LENSAINDONESIA.COM: Peringatan 60 tahun Konferensi Asia Afrika (KAA) yang dimulai 19-24 April 205 di Jakarta dan Bandung memiliki sejumlah agenda. Namun, aktivis AIDS dari AIDS Wacth menyayangkan masalah AIDS luput dari perhatian.
Kasus HIV/AIDS yang terdeteksi di kawasan Asia dan Afrika mencapai 29.500.000 atau 84,29 persen dari kasus global yaitu 35.000.000. Infeksi HIV baru di kawasan Asia Afrika diperkirakan antara 1.564.000 – 2.151.000 setiap tahun.
Baca juga: Peringatan ke-60 Konferensi Asia Afrika resmi dibuka dan Konferensi Asia-Afrika akan dihadiri 32 kepala negara
“Angka-angka inikan sangat nyata, tapi banyak pemimipin di Asia dan Afrika menutup mata karena mereka memakai pijakan moral dalam memandang HIV/AIDS sebagai fakta medis,” ujar Syaiful, Minggu (19/4/2015).
Banyak negara di Asia dan Afrika selalu mengatakan sebagai negara timur yang berbudaya dan beragama sehingga mereka pun menampik HIV/AIDS sebagai ancaman kesehatan masyarakat terhadap negaranya.
Seperti Indonesia di awal-awal epidemi di tahun 1980-an selalu mengatakan bahwa AIDS tidak akan masuk ke Indonesia karena masyarakat Indonesia berbudaya timur dan beragama.
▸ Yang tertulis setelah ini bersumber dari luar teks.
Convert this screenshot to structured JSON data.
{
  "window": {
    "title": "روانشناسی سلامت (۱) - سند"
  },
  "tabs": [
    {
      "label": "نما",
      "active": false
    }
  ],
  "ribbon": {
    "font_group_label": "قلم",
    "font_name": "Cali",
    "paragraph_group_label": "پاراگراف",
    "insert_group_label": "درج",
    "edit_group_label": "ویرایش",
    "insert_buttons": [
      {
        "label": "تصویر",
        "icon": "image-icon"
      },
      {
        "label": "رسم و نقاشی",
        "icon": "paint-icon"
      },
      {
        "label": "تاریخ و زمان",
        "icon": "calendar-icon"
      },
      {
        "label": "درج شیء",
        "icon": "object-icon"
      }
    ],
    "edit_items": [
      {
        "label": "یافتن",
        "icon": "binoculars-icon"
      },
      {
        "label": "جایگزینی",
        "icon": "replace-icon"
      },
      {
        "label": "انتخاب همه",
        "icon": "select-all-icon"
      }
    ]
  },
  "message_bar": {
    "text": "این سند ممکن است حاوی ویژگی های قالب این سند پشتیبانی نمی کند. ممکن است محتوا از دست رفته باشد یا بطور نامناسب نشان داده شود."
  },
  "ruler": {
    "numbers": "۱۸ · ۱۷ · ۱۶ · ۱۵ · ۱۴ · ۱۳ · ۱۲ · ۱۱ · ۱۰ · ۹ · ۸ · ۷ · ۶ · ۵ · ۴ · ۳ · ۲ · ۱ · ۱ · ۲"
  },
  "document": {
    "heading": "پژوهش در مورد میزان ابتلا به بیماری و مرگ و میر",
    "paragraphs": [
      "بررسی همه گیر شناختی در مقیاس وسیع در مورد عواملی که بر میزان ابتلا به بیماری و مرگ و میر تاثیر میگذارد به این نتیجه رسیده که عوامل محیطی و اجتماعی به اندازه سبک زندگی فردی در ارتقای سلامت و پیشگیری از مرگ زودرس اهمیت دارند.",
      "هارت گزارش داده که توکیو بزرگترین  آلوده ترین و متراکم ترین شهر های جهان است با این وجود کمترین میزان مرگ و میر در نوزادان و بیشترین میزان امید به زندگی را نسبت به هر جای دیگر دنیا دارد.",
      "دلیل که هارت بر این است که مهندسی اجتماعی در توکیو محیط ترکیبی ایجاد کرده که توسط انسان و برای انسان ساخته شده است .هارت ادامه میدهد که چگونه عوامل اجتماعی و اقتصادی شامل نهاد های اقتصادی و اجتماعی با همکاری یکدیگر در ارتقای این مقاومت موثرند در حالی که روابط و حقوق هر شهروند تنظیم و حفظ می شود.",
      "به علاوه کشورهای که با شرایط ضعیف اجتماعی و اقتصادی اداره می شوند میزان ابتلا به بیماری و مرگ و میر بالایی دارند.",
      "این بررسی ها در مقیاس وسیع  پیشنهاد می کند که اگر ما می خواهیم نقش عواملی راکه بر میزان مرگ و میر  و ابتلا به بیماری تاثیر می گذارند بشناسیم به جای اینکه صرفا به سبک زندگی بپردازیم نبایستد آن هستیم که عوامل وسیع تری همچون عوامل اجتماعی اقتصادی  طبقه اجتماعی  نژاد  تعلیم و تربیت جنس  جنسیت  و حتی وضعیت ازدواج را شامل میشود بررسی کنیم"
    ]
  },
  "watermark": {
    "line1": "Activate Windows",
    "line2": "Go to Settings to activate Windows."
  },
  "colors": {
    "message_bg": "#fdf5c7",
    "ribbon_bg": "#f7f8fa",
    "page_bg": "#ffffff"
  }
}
Faktanya, tanggal 31 Desember 2014 sudah dilaporkan 225.928 kasus HIV/AIDS yang terdiri atas 160.138 HIV dan 65.790 AIDS dengan 11.801 kematian.
Beberapa negara bisa menjalankan program yang konkret untuk menurunkan insiden infeksi HIV baru, terutama pada laki-laki dewasa. Thailand, misalnya, melalui program “wajib kondom 100 persen” negara itu berhasil menurunkan insiden infeksi HIV baru. “Nah, pengalaman Thailand ini ‘kan bisa menjadi bagian dari perbincangan di peringatan KAA,” kata Syaiful.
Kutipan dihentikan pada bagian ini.